The battle over Affirmative Action is underway once again because a young woman, Abigail Fisher, is suing the University of Texas. Apparently, in spite of her superior test scores, she was denied admission in order to accommodate black and Hispanic students.
The last time the Supreme Court was asked to rule on this matter, which was roughly a decade ago, they decided that race could continue to play a role in such decisions, but not an overriding role, and that at some later date, they might reconsider it. It seems that day has finally arrived.
The good news is that Sandra Day O'Connor is gone, replaced by Samuel Alito, and Elena Kagan has decided to recuse herself because she was on record, as the U.S. solicitor general, as being in favor of Affirmative Action.
In 2007, the Court struck down similar programs in public high schools.
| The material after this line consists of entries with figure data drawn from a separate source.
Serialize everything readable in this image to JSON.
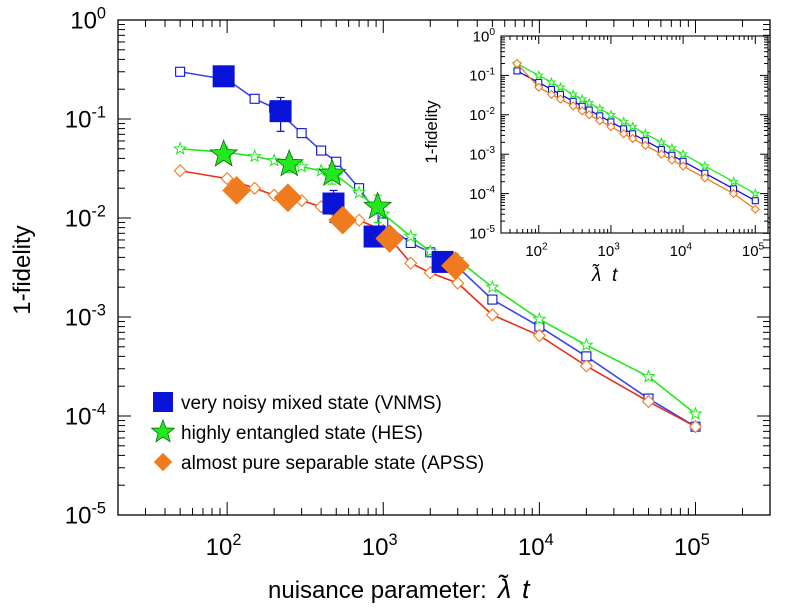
{
  "chart_data": [
    {
      "id": "main",
      "type": "line",
      "xscale": "log",
      "yscale": "log",
      "xlim": [
        20,
        300000
      ],
      "ylim": [
        1e-05,
        1
      ],
      "xlabel": "nuisance parameter:",
      "xlabel_symbol": "λ̃",
      "xlabel_var": "t",
      "ylabel": "1-fidelity",
      "x_ticks": [
        {
          "value": 100,
          "base": "10",
          "exp": "2"
        },
        {
          "value": 1000,
          "base": "10",
          "exp": "3"
        },
        {
          "value": 10000,
          "base": "10",
          "exp": "4"
        },
        {
          "value": 100000,
          "base": "10",
          "exp": "5"
        }
      ],
      "y_ticks": [
        {
          "value": 1,
          "base": "10",
          "exp": "0"
        },
        {
          "value": 0.1,
          "base": "10",
          "exp": "-1"
        },
        {
          "value": 0.01,
          "base": "10",
          "exp": "-2"
        },
        {
          "value": 0.001,
          "base": "10",
          "exp": "-3"
        },
        {
          "value": 0.0001,
          "base": "10",
          "exp": "-4"
        },
        {
          "value": 1e-05,
          "base": "10",
          "exp": "-5"
        }
      ],
      "legend": [
        {
          "label": "very noisy mixed state (VNMS)",
          "marker": "square",
          "color": "#0a14d8"
        },
        {
          "label": "highly entangled state (HES)",
          "marker": "star",
          "color": "#22e81e"
        },
        {
          "label": "almost pure separable state (APSS)",
          "marker": "diamond",
          "color": "#f07b1e"
        }
      ],
      "series": [
        {
          "name": "VNMS theory",
          "color": "#0a14d8",
          "line_color": "#3a46e6",
          "marker": "square",
          "filled": false,
          "x": [
            50,
            100,
            150,
            200,
            300,
            400,
            500,
            700,
            1000,
            1500,
            2000,
            3000,
            5000,
            10000,
            20000,
            50000,
            100000
          ],
          "y": [
            0.3,
            0.25,
            0.16,
            0.13,
            0.072,
            0.048,
            0.037,
            0.02,
            0.009,
            0.0056,
            0.0045,
            0.0032,
            0.0015,
            0.0008,
            0.0004,
            0.00015,
            7.8e-05
          ]
        },
        {
          "name": "HES theory",
          "color": "#22e81e",
          "line_color": "#22e81e",
          "marker": "star",
          "filled": false,
          "x": [
            50,
            100,
            150,
            200,
            300,
            400,
            500,
            700,
            1000,
            1500,
            2000,
            3000,
            5000,
            10000,
            20000,
            50000,
            100000
          ],
          "y": [
            0.05,
            0.046,
            0.042,
            0.038,
            0.033,
            0.03,
            0.027,
            0.018,
            0.011,
            0.0065,
            0.0046,
            0.0038,
            0.002,
            0.00095,
            0.00052,
            0.00025,
            0.000105
          ]
        },
        {
          "name": "APSS theory",
          "color": "#f07b1e",
          "line_color": "#e8301c",
          "marker": "diamond",
          "filled": false,
          "x": [
            50,
            100,
            150,
            200,
            300,
            400,
            500,
            700,
            1000,
            1500,
            2000,
            3000,
            5000,
            10000,
            20000,
            50000,
            100000
          ],
          "y": [
            0.03,
            0.025,
            0.02,
            0.017,
            0.015,
            0.013,
            0.011,
            0.0095,
            0.0075,
            0.0035,
            0.0028,
            0.0022,
            0.00105,
            0.00065,
            0.00032,
            0.00014,
            7.8e-05
          ]
        },
        {
          "name": "VNMS experiment",
          "color": "#0a14d8",
          "marker": "square",
          "filled": true,
          "x": [
            95,
            220,
            480,
            880,
            2400
          ],
          "y": [
            0.27,
            0.12,
            0.014,
            0.0065,
            0.0036
          ],
          "err": [
            0,
            0.045,
            0.005,
            0,
            0
          ]
        },
        {
          "name": "HES experiment",
          "color": "#22e81e",
          "marker": "star",
          "filled": true,
          "x": [
            95,
            250,
            470,
            920
          ],
          "y": [
            0.044,
            0.035,
            0.028,
            0.013
          ],
          "err": [
            0,
            0.006,
            0.006,
            0.004
          ]
        },
        {
          "name": "APSS experiment",
          "color": "#f07b1e",
          "marker": "diamond",
          "filled": true,
          "x": [
            115,
            245,
            550,
            1100,
            2900
          ],
          "y": [
            0.019,
            0.016,
            0.0095,
            0.0062,
            0.0033
          ],
          "err": [
            0,
            0,
            0,
            0,
            0
          ]
        }
      ]
    },
    {
      "id": "inset",
      "type": "line",
      "xscale": "log",
      "yscale": "log",
      "xlim": [
        30,
        150000
      ],
      "ylim": [
        1e-05,
        1
      ],
      "xlabel_symbol": "λ̃",
      "xlabel_var": "t",
      "ylabel": "1-fidelity",
      "x_ticks": [
        {
          "value": 100,
          "base": "10",
          "exp": "2"
        },
        {
          "value": 1000,
          "base": "10",
          "exp": "3"
        },
        {
          "value": 10000,
          "base": "10",
          "exp": "4"
        },
        {
          "value": 100000,
          "base": "10",
          "exp": "5"
        }
      ],
      "y_ticks": [
        {
          "value": 1,
          "base": "10",
          "exp": "0"
        },
        {
          "value": 0.1,
          "base": "10",
          "exp": "-1"
        },
        {
          "value": 0.01,
          "base": "10",
          "exp": "-2"
        },
        {
          "value": 0.001,
          "base": "10",
          "exp": "-3"
        },
        {
          "value": 0.0001,
          "base": "10",
          "exp": "-4"
        },
        {
          "value": 1e-05,
          "base": "10",
          "exp": "-5"
        }
      ],
      "series": [
        {
          "name": "VNMS",
          "color": "#0a14d8",
          "line_color": "#0a14d8",
          "marker": "square",
          "filled": false,
          "x": [
            50,
            100,
            150,
            200,
            300,
            400,
            500,
            700,
            1000,
            1500,
            2000,
            3000,
            5000,
            7000,
            10000,
            20000,
            50000,
            100000
          ],
          "y": [
            0.13,
            0.066,
            0.044,
            0.033,
            0.022,
            0.0165,
            0.0132,
            0.0094,
            0.0066,
            0.0044,
            0.0033,
            0.0022,
            0.00132,
            0.00094,
            0.00066,
            0.00033,
            0.000132,
            6.6e-05
          ]
        },
        {
          "name": "HES",
          "color": "#22e81e",
          "line_color": "#22e81e",
          "marker": "star",
          "filled": false,
          "x": [
            50,
            100,
            150,
            200,
            300,
            400,
            500,
            700,
            1000,
            1500,
            2000,
            3000,
            5000,
            7000,
            10000,
            20000,
            50000,
            100000
          ],
          "y": [
            0.2,
            0.1,
            0.067,
            0.05,
            0.033,
            0.025,
            0.02,
            0.0143,
            0.01,
            0.0067,
            0.005,
            0.0033,
            0.002,
            0.00143,
            0.001,
            0.0005,
            0.0002,
            0.0001
          ]
        },
        {
          "name": "APSS",
          "color": "#f07b1e",
          "line_color": "#f07b1e",
          "marker": "diamond",
          "filled": false,
          "x": [
            50,
            100,
            150,
            200,
            300,
            400,
            500,
            700,
            1000,
            1500,
            2000,
            3000,
            5000,
            7000,
            10000,
            20000,
            50000,
            100000
          ],
          "y": [
            0.2,
            0.05,
            0.033,
            0.025,
            0.0167,
            0.0125,
            0.01,
            0.0071,
            0.005,
            0.0033,
            0.0025,
            0.00167,
            0.001,
            0.00071,
            0.0005,
            0.00025,
            0.0001,
            4e-05
          ]
        }
      ]
    }
  ]
}
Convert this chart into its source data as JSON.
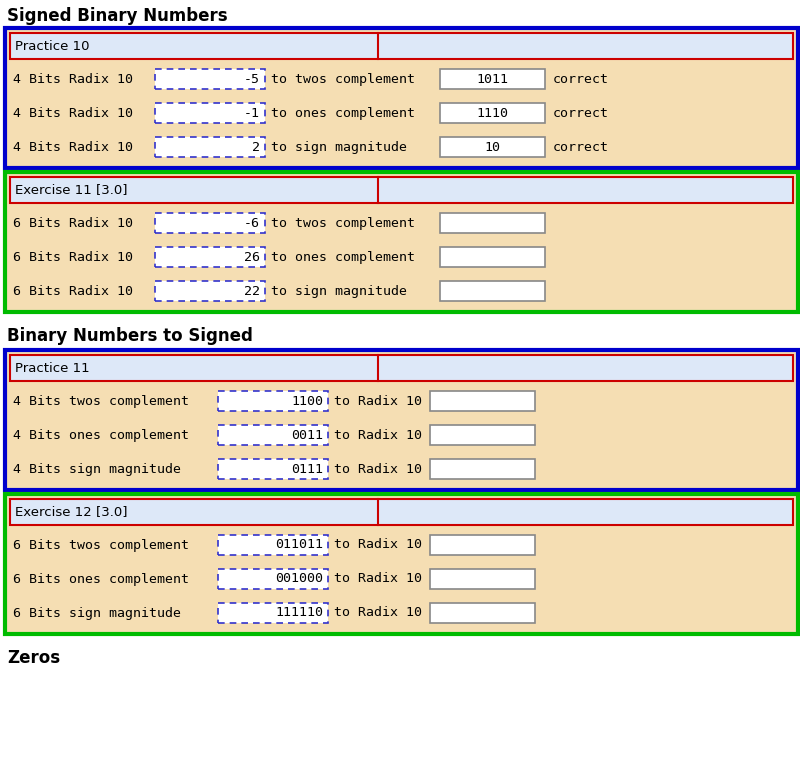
{
  "title1": "Signed Binary Numbers",
  "title2": "Binary Numbers to Signed",
  "footer": "Zeros",
  "page_bg": "#ffffff",
  "section_bg": "#f5deb3",
  "header_bg": "#dde8f8",
  "dash_color": "#3333cc",
  "solid_color": "#888888",
  "red_line_color": "#cc0000",
  "blue_border": "#0000cc",
  "green_border": "#00bb00",
  "red_border": "#cc0000",
  "practice10": {
    "label": "Practice 10",
    "rows": [
      {
        "prefix": "4 Bits Radix 10",
        "input": "-5",
        "conv": "to twos complement",
        "output": "1011",
        "result": "correct"
      },
      {
        "prefix": "4 Bits Radix 10",
        "input": "-1",
        "conv": "to ones complement",
        "output": "1110",
        "result": "correct"
      },
      {
        "prefix": "4 Bits Radix 10",
        "input": "2",
        "conv": "to sign magnitude",
        "output": "10",
        "result": "correct"
      }
    ]
  },
  "exercise11": {
    "label": "Exercise 11 [3.0]",
    "rows": [
      {
        "prefix": "6 Bits Radix 10",
        "input": "-6",
        "conv": "to twos complement",
        "output": "",
        "result": ""
      },
      {
        "prefix": "6 Bits Radix 10",
        "input": "26",
        "conv": "to ones complement",
        "output": "",
        "result": ""
      },
      {
        "prefix": "6 Bits Radix 10",
        "input": "22",
        "conv": "to sign magnitude",
        "output": "",
        "result": ""
      }
    ]
  },
  "practice11": {
    "label": "Practice 11",
    "rows": [
      {
        "prefix": "4 Bits twos complement",
        "input": "1100",
        "conv": "to Radix 10",
        "output": "",
        "result": ""
      },
      {
        "prefix": "4 Bits ones complement",
        "input": "0011",
        "conv": "to Radix 10",
        "output": "",
        "result": ""
      },
      {
        "prefix": "4 Bits sign magnitude",
        "input": "0111",
        "conv": "to Radix 10",
        "output": "",
        "result": ""
      }
    ]
  },
  "exercise12": {
    "label": "Exercise 12 [3.0]",
    "rows": [
      {
        "prefix": "6 Bits twos complement",
        "input": "011011",
        "conv": "to Radix 10",
        "output": "",
        "result": ""
      },
      {
        "prefix": "6 Bits ones complement",
        "input": "001000",
        "conv": "to Radix 10",
        "output": "",
        "result": ""
      },
      {
        "prefix": "6 Bits sign magnitude",
        "input": "111110",
        "conv": "to Radix 10",
        "output": "",
        "result": ""
      }
    ]
  }
}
In their decision, the majority concluded with the line, “The way to stop discrimination on the basis of race is to stop discriminating on the basis of race.” One can hardly be more succinct or logical.
Once the Supremes take care of that piece of business, they will then be able to move on to the question of free in-state college tuitions for the children of illegal aliens. Not only is it discriminatory, but it flies in the face of the law that states people are not allowed to profit from the commission of a crime.
Finally, was I the only person who imagined the following exchange taking place between movie director, and close personal friend of Fidel Castro and Hugo Chavez, Oliver Stone and one of his Hollywood stooges?
Stooge: “Did you hear the news, Mr. Stone? Your son, Sean, has converted.”
Stone: “Oh, no! Not that! Get me a razor. I’m going to slit my wrists!”
Stooge: “You’re that upset that he went to Iran, became a Muslim and changed his name to Ali?”
Stone: “Oh, for crying out loud! I thought you meant the kid had become a Republican. Go get me a beer.”